É sintomático que Casabianca e Marinelli insistam em apontar “erros” em meu estudo, que passou por rigorosa revisão por pares. Aliás, eles nem entenderam o que escrevi sobre Heller & Adler. Nunca mencionei “pigmentos de tinta” – isso é invenção deles. Usei apenas o termo “pigmentação” (“conceder cor a”) e destaquei exatamente o que os próprios autores disseram: a ausência de certos elementos não prova que eles nunca estiveram presentes.
No artigo de 2019 deles, a frase é clara e pública: não afirmaram ter refutado a datação medieval. Não adianta distorcer os fatos.
“A ausência de certos elementos [no Sudário] não prova que eles nunca estiveram presentes.”
Cícero Moraes
Quanto ao suposto cherry-picking, citei amplamente autores favoráveis à origem divina do Sudário – inclusive aqueles que refutam uma das críticas que Casabianca e Marinelli me fizeram, pois, quando eles próprios (autores pró-origem divina) utilizam apenas a parte frontal do corpo, isso não os incomoda. Falta coerência.
Sobre história da arte, apresentei exemplos concretos que comprovam a presença daqueles elementos no Sudário e demonstrei que a arte realista é dominada pelo ser humano há milênios.
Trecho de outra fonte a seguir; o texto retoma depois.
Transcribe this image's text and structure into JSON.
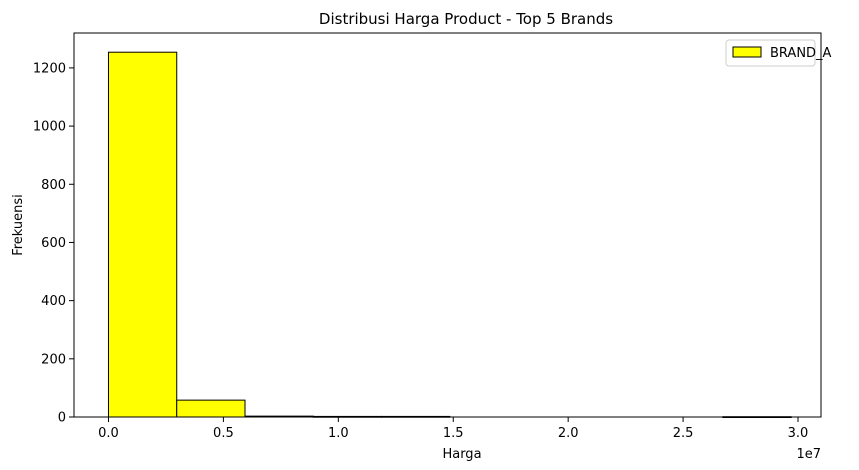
{
  "chart_data": {
    "type": "bar",
    "title": "Distribusi Harga Product - Top 5 Brands",
    "xlabel": "Harga",
    "ylabel": "Frekuensi",
    "x_offset_text": "1e7",
    "x_scale": 10000000,
    "xlim": [
      -1500000,
      31000000
    ],
    "ylim": [
      0,
      1320
    ],
    "x_ticks": [
      0,
      5000000,
      10000000,
      15000000,
      20000000,
      25000000,
      30000000
    ],
    "x_tick_labels": [
      "0.0",
      "0.5",
      "1.0",
      "1.5",
      "2.0",
      "2.5",
      "3.0"
    ],
    "y_ticks": [
      0,
      200,
      400,
      600,
      800,
      1000,
      1200
    ],
    "y_tick_labels": [
      "0",
      "200",
      "400",
      "600",
      "800",
      "1000",
      "1200"
    ],
    "grid": false,
    "legend_position": "top-right",
    "series": [
      {
        "name": "BRAND_A",
        "color": "#ffff00",
        "edge_color": "#000000",
        "bins": [
          {
            "x0": 0,
            "x1": 2970000,
            "value": 1254
          },
          {
            "x0": 2970000,
            "x1": 5940000,
            "value": 58
          },
          {
            "x0": 5940000,
            "x1": 8910000,
            "value": 3
          },
          {
            "x0": 8910000,
            "x1": 11880000,
            "value": 2
          },
          {
            "x0": 11880000,
            "x1": 14850000,
            "value": 2
          },
          {
            "x0": 14850000,
            "x1": 17820000,
            "value": 0
          },
          {
            "x0": 17820000,
            "x1": 20790000,
            "value": 0
          },
          {
            "x0": 20790000,
            "x1": 23760000,
            "value": 0
          },
          {
            "x0": 23760000,
            "x1": 26730000,
            "value": 0
          },
          {
            "x0": 26730000,
            "x1": 29700000,
            "value": 1
          }
        ]
      }
    ]
  }
}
A tese do “gênio medieval anônimo” não procede: o próprio Sudário contém incoerências anatômicas e problemas de simetria, exatamente como apontei no artigo principal. As efígies tumulares que mostrei estão consistentemente alinhadas com sua estrutura.
Meu trabalho não fracassou. Ao contrário: incomodou tanto que provocou uma rara nota oficial de preocupação da Arquidiocese de Turim e se tornou o artigo mais influente da história da Archaeometry, com total transparência. Recomendo à dra. Marinelli e ao dr. Casabianca que baixem os arquivos, refaçam ou melhorem os testes – ou simplesmente aceitem que o estudo prosperou a ponto de tirar o sono dos sindonologistas.